Bug #17413
open[arv-mount] Exit (instead of undefined behavior) after unhandled exception
Description
When arv-mount encounters an unhandled exception during a fuse operation, it returns a generic I/O error.
except: _logger.exception("Unhandled exception during FUSE operation") raise llfuse.FUSEError(errno.EIO)
Since arv-mount uses "finally", function decorators, etc., this should behave correctly in most cases and avoid corrupting internal state.
However, in the case of MemoryError in particular (perhaps others?) it is quite possible for an exception to corrupt internal state, leading to incorrect/unpredictable results and deadlocks when handling concurrent/subsequent fuse operations.

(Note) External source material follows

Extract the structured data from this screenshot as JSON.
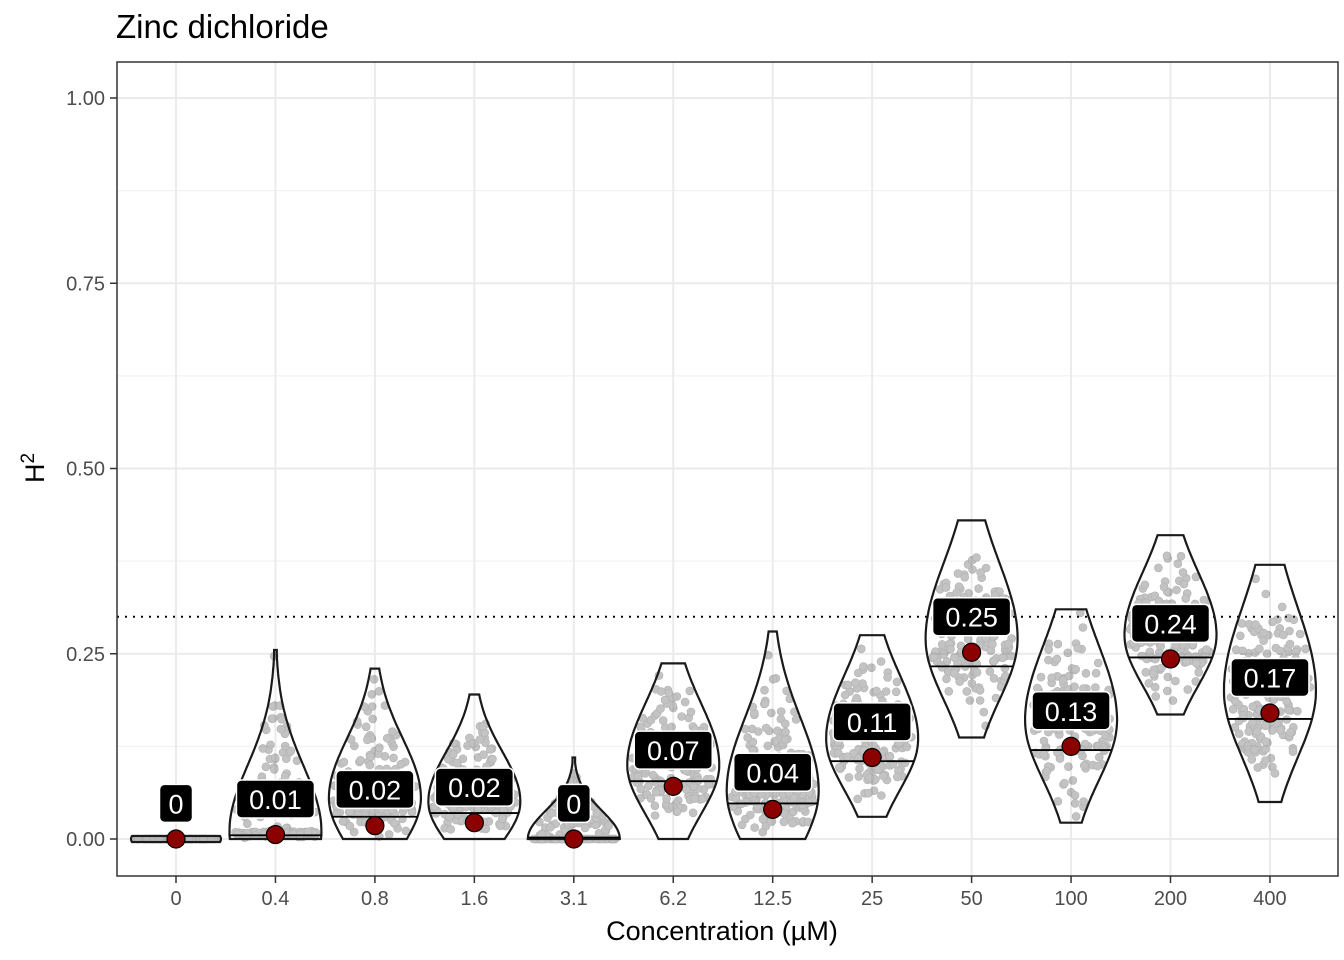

This seems to be an inherent problem with the practice of using exceptions to handle routine errors. It's hard for an outer handler to know the difference between a routine error (passed up the stack gracefully by lower levels after cleaning themselves up with "finally" etc) and a real problem that has already caused the lower levels to abandon all hope of correctness. In the case of MemoryError specifically, which so many innocuous Python statements can encounter, it seems too optimistic to assume that it has been handled correctly by all inner layers without undefined side effects.
If we want to return errors instead of crashing on MemoryError in the most obvious place (i.e., allocating a buffer to read/write Keep data) it would be safer to catch MemoryError at the moment of allocation and re-raise it as a less generic error that can be caught by the generic arv-mount "I/O error" code. That way, when other MemoryError exceptions happen (e.g., while allocating a dict) we can do the safe thing and crash out, rather than proceeding with undefined results.